The Education, Youth, Culture and Sport Council of the European Union convened on 28-29 November in Brussels for its autumn meeting, to discuss critical issues on the EU education agenda. The Council Conclusions released on this occasion touch on three important topics: the EU benchmark for learning mobility, the issue of language competences to enhance mobility and the modernisation of higher education Communication of the European Commission.

Regarding the EU mobility benchmark, the Council confirmed the targets put forward in May this year by the European Commission, both for higher education and initial VET (see ACA Newsletter – Education Europe, May 2011). According to the Council, though, these target levels do not have to literally be achieved by each member state. Rather, while taking into account their country realities, member states have the liberty to decide “how and to what extent they can contribute to the collective achievement of the European benchmark”. Further, the Education ministers make a plea for the Commission to work, together with Eurostat and members states, to improve the availability of statistical data on mobility. The Commission is also invited on this occasion to report regularly, from now onwards, on progress made in reaching the mobility objectives.

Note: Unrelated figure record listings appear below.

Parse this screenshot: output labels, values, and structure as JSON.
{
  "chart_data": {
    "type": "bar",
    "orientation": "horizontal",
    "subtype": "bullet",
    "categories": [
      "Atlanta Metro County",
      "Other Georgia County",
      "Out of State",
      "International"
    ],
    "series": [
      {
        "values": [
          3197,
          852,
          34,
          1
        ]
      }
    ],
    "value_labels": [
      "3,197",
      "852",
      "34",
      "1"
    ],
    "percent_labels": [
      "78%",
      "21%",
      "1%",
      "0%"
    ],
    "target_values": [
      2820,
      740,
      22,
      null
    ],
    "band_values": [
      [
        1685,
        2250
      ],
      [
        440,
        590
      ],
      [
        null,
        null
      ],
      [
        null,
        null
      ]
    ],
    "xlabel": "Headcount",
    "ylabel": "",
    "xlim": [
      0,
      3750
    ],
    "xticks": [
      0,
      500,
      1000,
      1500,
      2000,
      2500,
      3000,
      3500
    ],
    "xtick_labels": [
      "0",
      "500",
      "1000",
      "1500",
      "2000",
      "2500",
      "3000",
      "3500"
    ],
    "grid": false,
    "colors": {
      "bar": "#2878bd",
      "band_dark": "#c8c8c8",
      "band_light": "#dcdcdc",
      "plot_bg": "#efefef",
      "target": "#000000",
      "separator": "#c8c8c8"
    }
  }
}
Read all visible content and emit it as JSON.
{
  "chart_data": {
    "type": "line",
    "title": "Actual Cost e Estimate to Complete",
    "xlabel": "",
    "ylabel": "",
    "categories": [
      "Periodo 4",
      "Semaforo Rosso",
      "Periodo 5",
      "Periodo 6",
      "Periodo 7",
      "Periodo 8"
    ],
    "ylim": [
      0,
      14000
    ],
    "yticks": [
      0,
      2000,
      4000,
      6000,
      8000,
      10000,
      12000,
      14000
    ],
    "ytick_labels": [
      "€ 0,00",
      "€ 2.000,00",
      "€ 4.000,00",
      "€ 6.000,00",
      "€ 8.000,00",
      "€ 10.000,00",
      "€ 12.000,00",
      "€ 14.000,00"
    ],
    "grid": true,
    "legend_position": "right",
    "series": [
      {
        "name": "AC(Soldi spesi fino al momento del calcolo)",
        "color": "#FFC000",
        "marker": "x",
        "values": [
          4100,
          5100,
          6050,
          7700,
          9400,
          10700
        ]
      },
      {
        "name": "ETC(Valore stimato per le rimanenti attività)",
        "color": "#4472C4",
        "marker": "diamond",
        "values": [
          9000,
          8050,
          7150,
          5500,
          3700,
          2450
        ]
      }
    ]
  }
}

Meanwhile, acknowledging past and current efforts to support multilingualism of both the European Commission and EU member states, the Council invites the EU executive in particular to: consider putting forward a proposal for a benchmark on language competences, as a means to promote continuous improvement of linguistic training; to launch and disseminate comparative studies and surveys at the European level on language learning methodologies and tools, with a focus on qualitative aspects; and, last but not least, to “consider making language learning a priority area in the next generation of EU programmes in the field of education and training”.

As far as the modernisation of higher education agenda is concerned, the Council welcomed the Commission’s Communication on this topic, launched in September this year (see ACA Newsletter – Education Europe, September 2011), as well as its future plans for action. It further invited member states to take, in line with their national practice, no fewer than 18 different steps to contribute to European-level efforts in this area.